In a CNN report it was announced that the FBI has opened criminal investigations of 14 companies related to sub-prime mortgage loans. The following is quoted from the CNN report:
Neil Power, chief of the FBI economic crimes unit, attributed the increase “to good old-fashioned greed.”
“On insider trading, we’re looking in some cases at whether executives were aware that the value of their holdings would be going down and the executives traded on that information,” said Power.
“On accounting fraud, we’re looking at housing developers who may have reported cash reserve accounts to reflect falsely inflated values.”
Over the past several months, I have been reporting multiple instances of mortgage fraud – convictions and sentences that followed. With the flow of free (or at least it seemed that way) money – it was inevitable the “greed” as Neil Power put it, would kick in. And, kick-in it did.
According to senior officials the number of suspicious activity reports jumped from 35,000 in 2006 to 48,000 in 2007 and for 2008 is on track to exceed 60,000. According to FBI reports (per CNN) 56% of the cases had losses of more than $1 million.

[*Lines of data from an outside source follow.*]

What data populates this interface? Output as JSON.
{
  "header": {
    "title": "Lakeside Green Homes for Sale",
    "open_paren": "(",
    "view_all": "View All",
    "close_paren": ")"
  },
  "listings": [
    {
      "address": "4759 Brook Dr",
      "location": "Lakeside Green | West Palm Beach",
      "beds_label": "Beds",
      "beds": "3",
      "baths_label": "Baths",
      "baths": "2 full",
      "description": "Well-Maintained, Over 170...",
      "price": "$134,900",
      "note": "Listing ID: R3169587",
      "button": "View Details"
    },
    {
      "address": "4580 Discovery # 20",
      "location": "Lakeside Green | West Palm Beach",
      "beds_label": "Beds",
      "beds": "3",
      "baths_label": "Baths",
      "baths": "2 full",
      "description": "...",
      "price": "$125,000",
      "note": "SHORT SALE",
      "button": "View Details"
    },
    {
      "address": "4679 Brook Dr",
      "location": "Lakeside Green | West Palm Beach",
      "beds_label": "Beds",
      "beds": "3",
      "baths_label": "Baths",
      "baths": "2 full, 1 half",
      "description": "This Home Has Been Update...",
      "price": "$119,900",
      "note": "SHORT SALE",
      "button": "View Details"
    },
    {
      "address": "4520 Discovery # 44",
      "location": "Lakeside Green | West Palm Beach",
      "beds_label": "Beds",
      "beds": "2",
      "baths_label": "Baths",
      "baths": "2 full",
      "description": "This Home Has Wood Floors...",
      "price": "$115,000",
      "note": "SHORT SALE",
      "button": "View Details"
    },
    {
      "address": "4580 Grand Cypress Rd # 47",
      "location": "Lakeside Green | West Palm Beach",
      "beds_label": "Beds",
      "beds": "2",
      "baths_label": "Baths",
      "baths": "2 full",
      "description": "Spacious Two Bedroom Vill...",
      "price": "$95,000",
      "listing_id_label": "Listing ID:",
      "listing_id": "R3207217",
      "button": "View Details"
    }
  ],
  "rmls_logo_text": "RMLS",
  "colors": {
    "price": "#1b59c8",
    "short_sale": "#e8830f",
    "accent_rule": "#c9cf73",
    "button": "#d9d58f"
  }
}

Officials identified the states that are the “top 10 mortgage fraud hot spots” as California, New York, Texas, Florida, Georgia, Utah, Illinois, Indiana, Ohio and Michigan.
Surprise NO! Considering that just this past week a Pennsylvania mortgage broker was sentenced to 3 years for a fraud scheme and a Texas Broker/Real Estate Developer plead guilty to bank fraud for his real estate activities, it is going to be a long time before the issues related to mortgage fraud completely surface.
I would not be surprised if there are multiple restrictions and controls put in place so that this type of greed and the consequences that follow can be avoided in the future.
As a business ethics and white collar crime speaker (www.chuckgallagher.com) , I address groups routinely about the Truth About Consequences. Every choice has a consequence and, today, we are just exposing the tip of the iceberg when it comes to mortgage fraud.